The NCI suggests an unhealthy diet may be a contributing factor. A meta-analysis of more than 100 studies, published April 2018 in the journal Obesity, found that half of younger adults with colorectal cancer were overweight and 17 percent were obese.

A study published in May 2021 the journal Gut lends more support to this notion. The investigation revealed that the risk of developing colorectal cancer doubled in women who each week drank two or more sugary drinks (such as soda, sweetened teas, or sports and energy drinks) compared with those who on average consumed less than one of these products per week.

For the research, Yin Cao, ScD, MPH, associate professor of surgery at Washington University School of Medicine in St. Louis, and collaborators reviewed health data on more than 94,000 female registered nurses between the ages of 25 and 42. Every four years, participants completed a questionnaire, which included details on their beverage consumption.

During an average follow-up of 24 years, the scientists observed 109 cases of colorectal cancer among the women. Based on this information, Dr. Cao and the her coauthors calculated that each additional serving of sugary drinks raised the risk of developing colorectal cancer by 16 percent.

In examining a subset of 41,272 nurses who had recorded their sugary drink consumption from ages 13 to 18, researchers found that a serving a day was linked to 32 percent greater likelihood in developing cancer.

They noted that fruit juice or artificially sweetened drinks did not appear to heighten cancer risk.

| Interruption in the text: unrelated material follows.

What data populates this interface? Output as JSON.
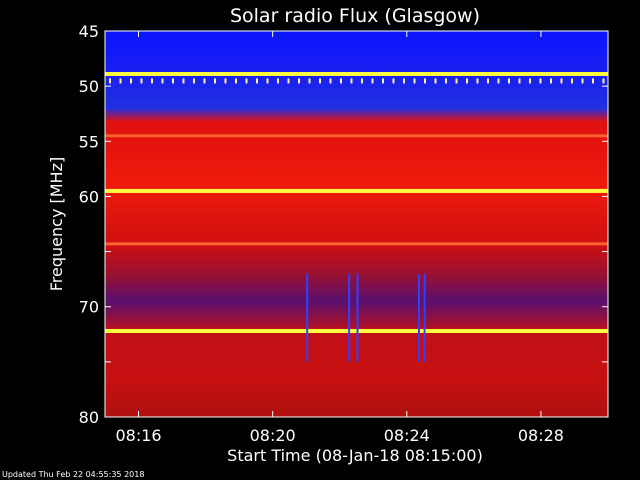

Alfred Neugut, MD, a professor of cancer research at Columbia University in New York City, who was not involved in the research, notes that the study provides further evidence of the ill health effects of sugar and sweetened beverages. Not only do they contribute to obesity, but they have been linked to other types of cancer, diabetes, and heart disease.

“The results here join a whole mosaic of negative outcomes for sweetened beverages,” he said.